Beach Boys in Jerusalem

Ein Michael-Jackson-Song verlangt Bewegung. Musiklehrer Roland Assion legte sich dazu vor seiner Big Band zum Hit "Beat it" ins Zeug. Bild: bgm

Sich schnell in ein Luxushotel unter der kalifornischen Sonne einmieten, im verregneten London feiern und dann noch den "King of Pop" erleben - beim Sommerkonzert hob das Gymnasium Neustadt zu einer musikalischen Weltreise ab.

Rund 600 Zuhörer ließen sich von Pilot Felix Kellner und Stewardess Laura Lukas durchs Programm führen. Verheißungsvoll begann der über dreistündige Trip mit dem getragenen Walzer Nr. 2 von Schostakowitsch, den das Orchester unter Leitung von Musiklehrer Wolfgang Gleixner zum Besten gab. Im Laufe des Abends standen 190 Akteure auf der Bühne der Stadthalle, ein Drittel aller Schüler des musischen Gymnasiums.

"Die Bandbreite an dieser Schule ist einfach so groß", sagte Musiklehrer Andreas Kraus, der mit seiner Klezmerband für einige der Höhepunkte des Sommerkonzertes sorgte. Das bestätigte auch sein pensionierter Kollege Karl-Heinz Malzer: "Einfach eine Vielfalt, das hat wesentlich mehr Farbe, was man da machen kann."

Instrumentale Vielfalt

Als die Sänger des Unterstufenchors auf die Bühne kamen, wurde der Sommer sichtbar. Rund 50 Schüler in bunten Kleidern oder farbenfrohen Hemden schmetterten das melancholisch-hoffnungsvolle "When I close my eyes then I can see", um dann schwungvoll "I get around" von den Beach Boys anzustimmen.

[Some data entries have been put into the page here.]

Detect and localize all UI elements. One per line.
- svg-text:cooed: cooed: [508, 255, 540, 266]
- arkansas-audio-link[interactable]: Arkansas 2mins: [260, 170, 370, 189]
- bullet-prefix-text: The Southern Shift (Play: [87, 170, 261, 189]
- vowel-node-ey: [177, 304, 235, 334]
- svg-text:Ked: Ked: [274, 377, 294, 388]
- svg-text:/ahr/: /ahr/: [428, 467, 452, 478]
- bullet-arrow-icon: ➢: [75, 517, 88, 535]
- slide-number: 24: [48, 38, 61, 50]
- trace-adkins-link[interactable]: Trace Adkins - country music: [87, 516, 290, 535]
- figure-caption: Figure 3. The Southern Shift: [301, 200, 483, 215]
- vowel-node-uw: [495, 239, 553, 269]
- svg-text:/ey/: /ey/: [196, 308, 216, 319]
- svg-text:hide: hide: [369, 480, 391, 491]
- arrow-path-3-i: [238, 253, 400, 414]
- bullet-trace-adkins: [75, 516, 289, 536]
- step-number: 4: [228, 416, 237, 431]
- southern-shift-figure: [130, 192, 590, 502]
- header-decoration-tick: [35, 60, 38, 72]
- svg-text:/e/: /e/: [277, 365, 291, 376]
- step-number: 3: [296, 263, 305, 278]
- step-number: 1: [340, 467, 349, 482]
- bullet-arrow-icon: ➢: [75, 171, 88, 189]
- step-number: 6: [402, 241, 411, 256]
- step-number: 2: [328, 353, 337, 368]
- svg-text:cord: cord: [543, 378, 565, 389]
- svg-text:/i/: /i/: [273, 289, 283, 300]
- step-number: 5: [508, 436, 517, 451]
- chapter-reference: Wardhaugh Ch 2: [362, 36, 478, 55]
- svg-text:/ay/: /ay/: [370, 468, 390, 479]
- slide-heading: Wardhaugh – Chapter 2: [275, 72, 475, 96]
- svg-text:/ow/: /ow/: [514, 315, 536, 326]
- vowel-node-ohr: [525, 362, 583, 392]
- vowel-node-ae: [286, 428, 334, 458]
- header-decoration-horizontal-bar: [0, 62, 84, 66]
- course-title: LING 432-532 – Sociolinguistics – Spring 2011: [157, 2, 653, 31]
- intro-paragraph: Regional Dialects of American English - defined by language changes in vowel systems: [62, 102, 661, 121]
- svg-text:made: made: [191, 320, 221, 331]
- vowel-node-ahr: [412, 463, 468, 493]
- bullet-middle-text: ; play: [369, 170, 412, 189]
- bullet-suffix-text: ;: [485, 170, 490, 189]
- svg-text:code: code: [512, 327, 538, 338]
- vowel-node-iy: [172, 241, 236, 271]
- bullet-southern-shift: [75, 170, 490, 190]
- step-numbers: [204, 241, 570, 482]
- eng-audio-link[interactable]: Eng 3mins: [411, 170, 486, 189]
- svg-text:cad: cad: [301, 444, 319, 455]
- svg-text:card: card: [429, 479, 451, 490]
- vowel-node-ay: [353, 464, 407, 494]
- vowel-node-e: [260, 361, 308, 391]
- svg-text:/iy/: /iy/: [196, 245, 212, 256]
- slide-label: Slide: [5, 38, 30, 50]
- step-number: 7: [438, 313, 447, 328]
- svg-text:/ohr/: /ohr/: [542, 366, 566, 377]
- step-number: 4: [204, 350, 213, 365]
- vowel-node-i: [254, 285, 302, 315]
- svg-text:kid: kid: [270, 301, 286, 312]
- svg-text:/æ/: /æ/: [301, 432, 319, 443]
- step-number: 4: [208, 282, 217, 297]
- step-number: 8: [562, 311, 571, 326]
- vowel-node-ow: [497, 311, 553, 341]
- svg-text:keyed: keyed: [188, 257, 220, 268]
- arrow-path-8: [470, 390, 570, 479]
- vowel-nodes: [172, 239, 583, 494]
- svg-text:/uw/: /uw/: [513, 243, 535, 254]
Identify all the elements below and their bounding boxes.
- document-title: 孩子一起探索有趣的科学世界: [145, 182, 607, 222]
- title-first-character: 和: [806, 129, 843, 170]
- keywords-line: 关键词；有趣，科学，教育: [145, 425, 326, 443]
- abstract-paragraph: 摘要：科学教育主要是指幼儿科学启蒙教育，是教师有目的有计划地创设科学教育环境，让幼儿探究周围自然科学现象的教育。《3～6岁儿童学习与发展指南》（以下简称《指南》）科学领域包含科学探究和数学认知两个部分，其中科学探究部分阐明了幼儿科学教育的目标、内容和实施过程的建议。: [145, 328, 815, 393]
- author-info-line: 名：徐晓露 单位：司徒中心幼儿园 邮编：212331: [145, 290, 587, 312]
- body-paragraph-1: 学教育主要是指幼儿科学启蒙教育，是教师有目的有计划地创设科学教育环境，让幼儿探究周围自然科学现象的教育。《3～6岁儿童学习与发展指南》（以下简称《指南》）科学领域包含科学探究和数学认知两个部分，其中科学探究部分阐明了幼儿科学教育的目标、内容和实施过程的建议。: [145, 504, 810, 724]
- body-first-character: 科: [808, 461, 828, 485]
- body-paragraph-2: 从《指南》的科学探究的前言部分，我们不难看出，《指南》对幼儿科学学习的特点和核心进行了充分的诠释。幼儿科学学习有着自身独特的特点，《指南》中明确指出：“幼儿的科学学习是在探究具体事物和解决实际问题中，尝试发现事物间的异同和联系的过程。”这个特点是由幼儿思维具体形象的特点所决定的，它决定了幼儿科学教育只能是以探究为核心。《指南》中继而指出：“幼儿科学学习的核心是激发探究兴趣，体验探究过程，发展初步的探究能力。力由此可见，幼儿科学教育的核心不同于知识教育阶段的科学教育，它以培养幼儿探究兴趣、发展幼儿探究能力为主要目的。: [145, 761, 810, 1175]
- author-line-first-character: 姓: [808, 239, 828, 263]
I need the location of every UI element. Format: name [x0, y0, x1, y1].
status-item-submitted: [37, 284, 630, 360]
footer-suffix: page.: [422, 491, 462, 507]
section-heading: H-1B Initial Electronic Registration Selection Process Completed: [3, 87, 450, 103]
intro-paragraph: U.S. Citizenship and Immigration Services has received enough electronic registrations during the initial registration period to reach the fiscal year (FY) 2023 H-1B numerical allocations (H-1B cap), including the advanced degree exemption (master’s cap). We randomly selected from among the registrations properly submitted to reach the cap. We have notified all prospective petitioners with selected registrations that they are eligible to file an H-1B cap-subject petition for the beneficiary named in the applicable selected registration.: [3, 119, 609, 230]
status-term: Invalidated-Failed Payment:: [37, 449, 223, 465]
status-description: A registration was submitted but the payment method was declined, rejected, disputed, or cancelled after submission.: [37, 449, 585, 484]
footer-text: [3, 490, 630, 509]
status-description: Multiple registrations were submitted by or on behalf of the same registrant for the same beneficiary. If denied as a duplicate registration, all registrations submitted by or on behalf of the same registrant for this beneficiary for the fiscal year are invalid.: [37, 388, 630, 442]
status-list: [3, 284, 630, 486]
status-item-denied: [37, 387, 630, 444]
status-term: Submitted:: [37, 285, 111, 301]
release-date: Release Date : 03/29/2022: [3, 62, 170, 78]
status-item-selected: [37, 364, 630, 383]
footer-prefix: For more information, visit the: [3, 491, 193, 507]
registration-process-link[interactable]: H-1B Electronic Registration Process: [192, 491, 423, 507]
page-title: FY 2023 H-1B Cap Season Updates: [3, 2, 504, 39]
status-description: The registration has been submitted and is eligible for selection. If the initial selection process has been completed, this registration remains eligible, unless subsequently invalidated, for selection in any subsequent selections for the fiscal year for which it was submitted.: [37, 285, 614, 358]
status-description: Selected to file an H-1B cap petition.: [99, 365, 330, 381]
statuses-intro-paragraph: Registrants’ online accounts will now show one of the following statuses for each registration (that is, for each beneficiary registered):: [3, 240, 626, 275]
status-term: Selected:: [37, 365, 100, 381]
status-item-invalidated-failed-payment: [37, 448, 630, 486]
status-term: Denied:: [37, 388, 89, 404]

"Im Moment steuern wir einen eher östlichen Kurs an, direkt nach Israel", leitete Pilot Kellner zum Auftritt der Klezmerband über. Wilder Percussionwirbel, die dudelsackähnlichen Töne einer mittelalterlichen Sackpfeife, durchsetzt von hohen Flötentönen, ließen ein drohendes Unwetter erkennen. Mit "Sturmnacht" von "Schandmaul" als Intro bereiteten die Klezmer-Musiker um Andreas Kraus eine laute, wilde Gemengelage vor, die sich in einer melodischen Gesangseinlage von Hannah Bräuer auflöste.

Das rhythmisch-eingängige "Was sollen wir trinken sieben Tage lang" der niederländischen Gruppe Bots erreichte durch den perfekt aufgebauten Kontrast zwischen "Sturmnacht" und der sanften Stimme Bräuers eine ganz eigene Dramatik.

Der Oberstufenchor samt einigen Achtklässlern - die Mädchen in feinen Abendkleidern, die Jungs in schwarzen Anzügen - interpretierte beim Zwischenstopp in England stimmgewaltig "It's raining men".

Ab nach Kalifornien

"Jetzt aber raus aus dem verregneten London und rein ins sonnige Kalifornien", gab Moderator Kellner die Flugrichtung an, und Stewardess Laura Lukas frohlockte: "Wir haben für Sie ein Luxushotel gebucht." Für "Hotel California" in der langgezogenen MTV-unplugged-Version spielten sich die Gitarristen ganz langsam ein, tasteten sich an die Akkorde heran. Ein Klappern, eher ein Knistern, es klang ein bisschen wie das Zirpen von Grillen, kam von einem Shaker-Egg. Percussions setzten ein, später kamen Conga und Bongo dazu und steigerten die Atmosphäre ins Geheimnisvolle, bis Hannah Bräuer mit ihrer klarer Stimme einsetzte: "On a dark desert highway, cool wind in my hair ..."

Kaum waren die letzten Töne verklungen, klatschten, johlten und pfiffen die Zuhörer vor Begeisterung. Das Saxofon-Ensemble um Markus König nahm die Zuhörer nach Südafrika, zum "House oft he rising sun", mit. Das Finale gehörte der Big Band. Beim Dirigieren von "Beat it" zeigte Musiklehrer Roland Assion sportliche Höchstleistungen. Und obwohl die Uhrzeiger schon auf 23 Uhr standen, klatschten 600 begeisterte Eltern und Freunde des Gymnasiums beim Schlussapplaus frenetisch im Takt.